Paul Valéry, Regards sur le monde actuel, 1931

Pour produire […] des combustibles minéraux combien n’ a-t-il fallu de végétaux accumulés et très accidentellement préservés de la combustion dans les temps géologiques ; le jour où cet acide carbonique aura été restitué aux couches inférieures de l’ air par nos cheminées d’usines, quels changements […] ne manqueront pas d’ être réalisés peu à peu dans nos climats ?

Louis de Launay, « Les ressources en combustible du monde », revue La Nature 1914, p.238, cité par Christophe Bonneuil et Jean Baptiste Fressoz, « L’événement Anthropocène » , Le Seuil, Paris, p 244

Comment, dès lors, sortir de la contradiction dont les termes ont été précisés dans l’article précédent ?
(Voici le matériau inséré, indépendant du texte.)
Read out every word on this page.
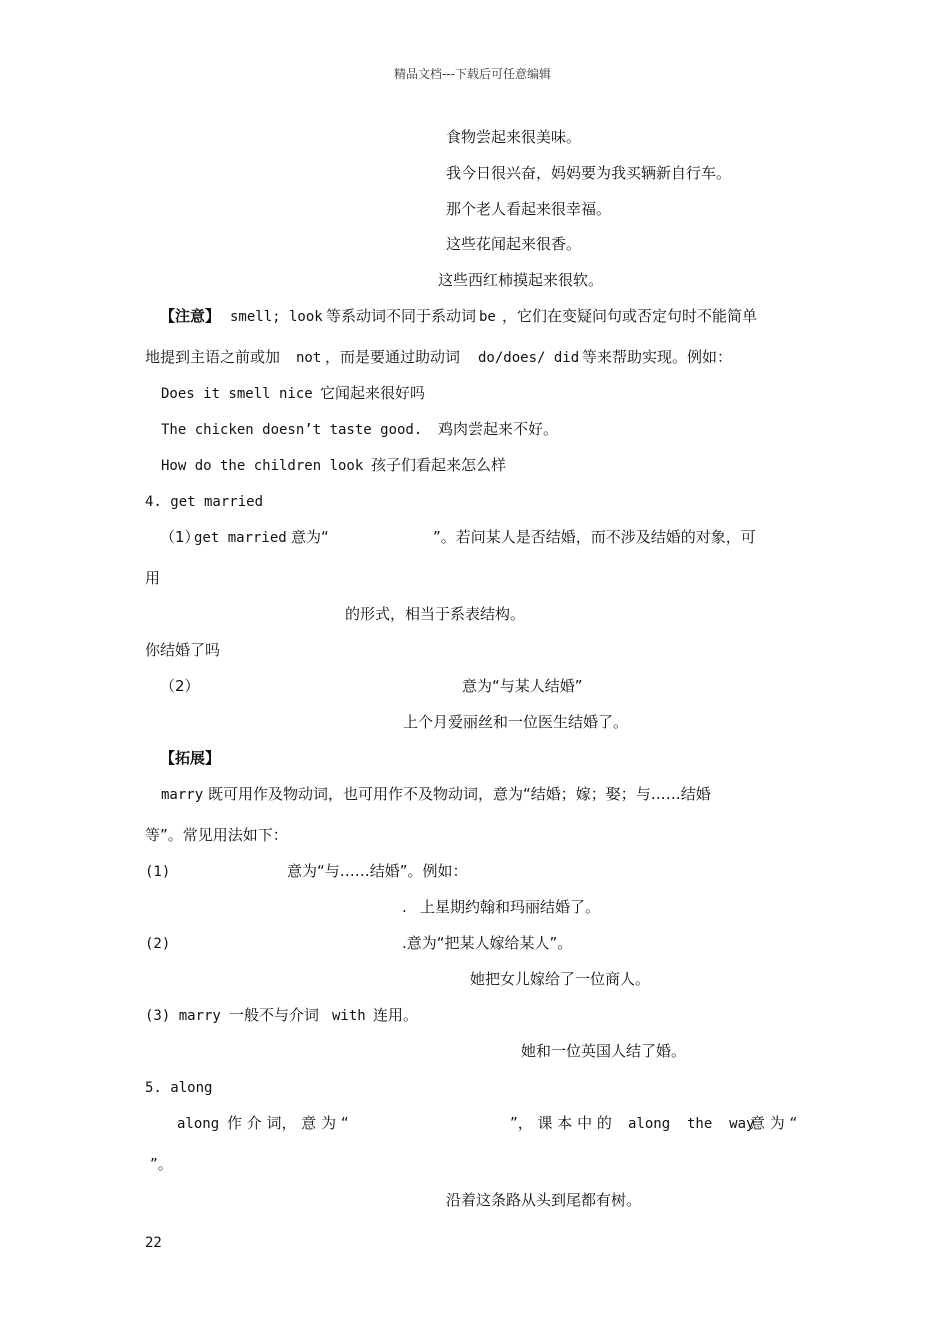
精品文档---下载后可任意编辑
食物尝起来很美味。
我今日很兴奋，妈妈要为我买辆新自行车。
那个老人看起来很幸福。
这些花闻起来很香。
这些西红柿摸起来很软。
【注意】 smell; look 等系动词不同于系动词 be ，它们在变疑问句或否定句时不能简单
地提到主语之前或加 not ，而是要通过助动词 do/does/ did 等来帮助实现。例如：
Does it smell nice 它闻起来很好吗
The chicken doesn’t taste good. 鸡肉尝起来不好。
How do the children look 孩子们看起来怎么样
4. get married
（1）
get married 意为“	”。若问某人是否结婚，而不涉及结婚的对象，可
用
的形式，相当于系表结构。
你结婚了吗
（2）	意为“与某人结婚”
上个月爱丽丝和一位医生结婚了。
【拓展】
marry 既可用作及物动词，也可用作不及物动词，意为“结婚；嫁；娶；与……结婚
等”。常见用法如下：
(1)	意为“与……结婚”。例如：
. 上星期约翰和玛丽结婚了。
(2)	.意为“把某人嫁给某人”。
她把女儿嫁给了一位商人。
(3) marry 一般不与介词 with 连用。
她和一位英国人结了婚。
5. along
along 作 介 词， 意 为 “	”， 课 本 中 的 along  the  way
意 为 “
”。
沿着这条路从头到尾都有树。
22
En avançant et en défendant, comme l’ont déjà fait des partis verts, l’idée non pas d’une croissance fût-elle « verte » mais d’une réelle transition écologique, loin des demi-mesures voire des simulacres vers lesquels on semble s’acheminer, du moins en France. Idéalement non agressive et prédatrice pour l’environnement, et néanmoins créatrice d’emplois. cette stratégie politique paraît assurément, pour le moment, nécessaire, mais en aucun cas suffisante.
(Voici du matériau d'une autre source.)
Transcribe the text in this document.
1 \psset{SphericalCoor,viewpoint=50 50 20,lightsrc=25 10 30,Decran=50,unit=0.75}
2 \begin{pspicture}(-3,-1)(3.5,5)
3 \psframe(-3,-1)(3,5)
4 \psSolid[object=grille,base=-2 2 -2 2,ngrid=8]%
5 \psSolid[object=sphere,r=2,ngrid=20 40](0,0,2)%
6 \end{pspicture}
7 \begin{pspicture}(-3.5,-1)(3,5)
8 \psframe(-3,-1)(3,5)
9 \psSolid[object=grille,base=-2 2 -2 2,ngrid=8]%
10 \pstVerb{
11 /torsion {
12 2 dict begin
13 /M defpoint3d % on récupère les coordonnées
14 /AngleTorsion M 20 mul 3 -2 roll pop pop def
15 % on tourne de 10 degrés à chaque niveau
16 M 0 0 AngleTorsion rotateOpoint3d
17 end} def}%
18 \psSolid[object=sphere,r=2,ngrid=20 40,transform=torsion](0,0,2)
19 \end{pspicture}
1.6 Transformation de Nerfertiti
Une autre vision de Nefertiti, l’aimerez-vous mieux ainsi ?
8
Nécessaire, à n’en pas douter, dans un monde où « la seule espèce humaine s’approprie près du tiers de la biomasse continentale, et consomme maintenant annuellement une fois et demie ce que la planète peut fournir sur un mode durable »i.
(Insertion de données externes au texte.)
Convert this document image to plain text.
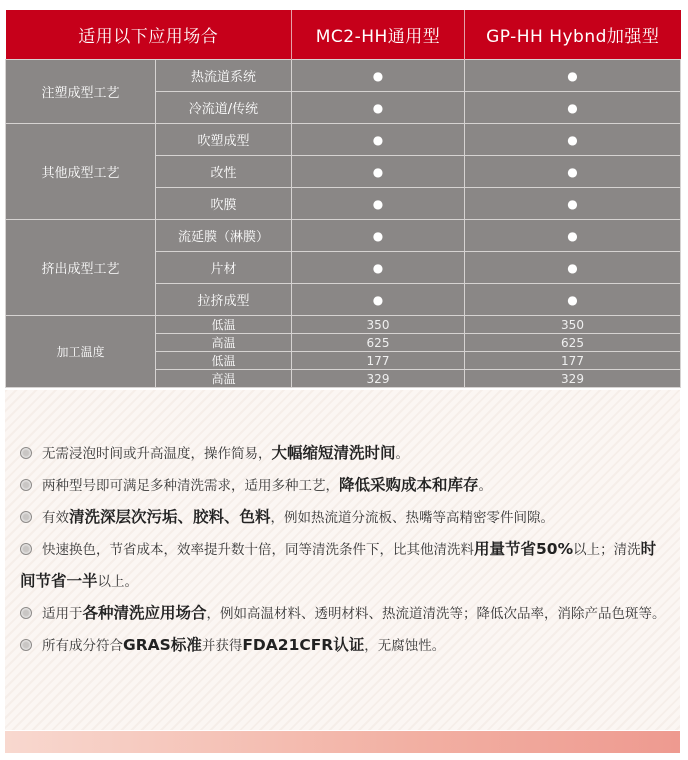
适用以下应用场合		MC2-HH通用型	GP-HH Hybnd加强型
注塑成型工艺	热流道系统	●	●
	冷流道/传统	●	●
其他成型工艺	吹塑成型	●	●
	改性	●	●
	吹膜	●	●
挤出成型工艺	流延膜（淋膜）	●	●
	片材	●	●
	拉挤成型	●	●
加工温度	低温	350	350
	高温	625	625
	低温	177	177
	高温	329	329
无需浸泡时间或升高温度，操作简易，大幅缩短清洗时间。
两种型号即可满足多种清洗需求，适用多种工艺，降低采购成本和库存。
有效清洗深层次污垢、胶料、色料，例如热流道分流板、热嘴等高精密零件间隙。
快速换色，节省成本，效率提升数十倍，同等清洗条件下，比其他清洗料用量节省50%以上；清洗时间节省一半以上。
适用于各种清洗应用场合，例如高温材料、透明材料、热流道清洗等；降低次品率，消除产品色斑等。
所有成分符合GRAS标准并获得FDA21CFR认证，无腐蚀性。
Nécessaire, parce que, s’agissant des énergies fossiles (et nommément du pétrole), la dépense d’énergie indispensable à l’extraction d’un baril de pétrole, exprimée en équivalent barils de pétrole brut, se chiffre actuellement à 1 baril dépensé pour obtenir 40 barils extraits sur un gisement terrestre en Arabie Saoudite, à 1 baril dépensé pour l’obtention de 10 à 15 barils extraits en extraction offshore, et à 1 baril dépensé pour 3 barils extraits à partir des sables asphaltiques, ceci alors que le pic d’extraction du pétrole « conventionnel » a été atteint en 2006.

Non suffisante toutefois, car en aucun cas le déclin inéluctable de la part de sources d’énergies fournies par les hydrocarbures, même partiellement remplacées par des sources d’énergie renouvelables, ne permettra en aucun cas le maintienii de la consommation actuelle d’énergie par habitant dans les pays riches et donc un niveau de vie et un mode de consommation inchangé, ou seulement très légèrement modifié ; et ceci en dépit d’innovations  dans l’isolation de l’habitat, de l’avènement d’une économie dématérialisée, et de la production d’énergie renouvelable.

Pourquoi ces progrès techniques s’avéreraient-ils d’une portée limitée ? Pour nous borner à quelques exemples

– En ce qui concerne l’isolation des bâtiments, et l’optimisation de la consommation énergétique par les innovations en domotique, les solutions techniques préconisées sont consommatrices de ressources en métaux rares iii

– En dépit du mirage du « zéro papier » l’économie « dématérialisée » de l’information et sa cohorte de serveurs entraîne des consommations d’électricité importantes.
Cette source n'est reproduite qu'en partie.